During a random massage treatment, her therapist told her that she’d make a good RMT, and the seed was gently planted. The notion had never occurred to her. Brown was attracted to the independence, setting her own goals, direction and working as much or as little as she wanted. It would involve doing something meaningful.

She quit her job and enrolled at Sutherland Chan Massage Therapy School with the financial boost of student loans and family support. As her vision deteriorated, she would ask fellow students to read blackboard notes aloud to her. She used a magnifying glass to study and write exams. At 58, she was the oldest person in her class, although, she was in the company of a few “mature” students in their 30s and 40s. Brown received her registration in the mail on her 60th birthday in 2010.

In the last five years she has had two cornea implants and can now see perfectly.

She is wise to respond to any pain in her body by adjusting the way she is working. Her income has been substantially reduced since she entered the field but she has no regrets.
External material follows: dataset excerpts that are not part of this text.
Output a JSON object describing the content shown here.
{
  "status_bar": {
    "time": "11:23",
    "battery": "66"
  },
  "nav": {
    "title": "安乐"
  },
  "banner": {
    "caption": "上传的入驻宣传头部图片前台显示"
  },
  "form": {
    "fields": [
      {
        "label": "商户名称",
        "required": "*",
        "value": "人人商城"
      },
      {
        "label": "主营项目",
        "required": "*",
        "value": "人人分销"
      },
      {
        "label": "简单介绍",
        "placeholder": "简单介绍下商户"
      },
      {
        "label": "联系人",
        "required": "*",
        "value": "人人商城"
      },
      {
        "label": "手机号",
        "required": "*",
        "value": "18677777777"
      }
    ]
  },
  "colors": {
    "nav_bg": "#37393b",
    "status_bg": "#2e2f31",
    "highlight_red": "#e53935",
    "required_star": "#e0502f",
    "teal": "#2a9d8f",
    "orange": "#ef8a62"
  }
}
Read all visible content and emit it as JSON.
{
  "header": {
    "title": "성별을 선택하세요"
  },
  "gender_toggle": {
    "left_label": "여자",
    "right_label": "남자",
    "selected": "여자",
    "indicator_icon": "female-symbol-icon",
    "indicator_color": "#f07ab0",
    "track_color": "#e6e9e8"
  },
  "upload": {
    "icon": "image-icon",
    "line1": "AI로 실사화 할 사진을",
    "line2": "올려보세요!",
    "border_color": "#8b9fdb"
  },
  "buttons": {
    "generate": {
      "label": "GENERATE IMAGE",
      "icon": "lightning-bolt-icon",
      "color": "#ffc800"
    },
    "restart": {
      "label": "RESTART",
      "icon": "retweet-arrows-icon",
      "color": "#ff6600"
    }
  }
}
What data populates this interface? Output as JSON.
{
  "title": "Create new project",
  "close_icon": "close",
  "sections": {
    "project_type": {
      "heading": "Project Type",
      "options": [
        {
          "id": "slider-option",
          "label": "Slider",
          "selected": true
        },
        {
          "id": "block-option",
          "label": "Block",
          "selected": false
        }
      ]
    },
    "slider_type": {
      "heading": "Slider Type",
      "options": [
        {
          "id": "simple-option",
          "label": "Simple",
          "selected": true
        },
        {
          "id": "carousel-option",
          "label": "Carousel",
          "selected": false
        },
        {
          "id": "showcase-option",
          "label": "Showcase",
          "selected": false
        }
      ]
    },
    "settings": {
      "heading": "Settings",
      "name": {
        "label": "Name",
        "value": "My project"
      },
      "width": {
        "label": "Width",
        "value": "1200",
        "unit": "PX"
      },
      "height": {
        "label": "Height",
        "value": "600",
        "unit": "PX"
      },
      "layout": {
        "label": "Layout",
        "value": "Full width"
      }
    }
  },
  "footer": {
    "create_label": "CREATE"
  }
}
Finding satisfaction in a solo practice two to three days a week, and at a spa, she plans to work another five years or longer.

“And my Canada Pension can now supplement my RMT income,” she declares.

Phillips, Martin-Ganson and Brown are solid proof of this profession’s diversity and strength. The stories behind our hands have endless beginnings.


Jules torti, RMT, has been in practice since 1999 and a freelance writer since age six. In between massage engagements, she travels to Africa to be with chimpanzees and writes about her zany travels for Matador Network.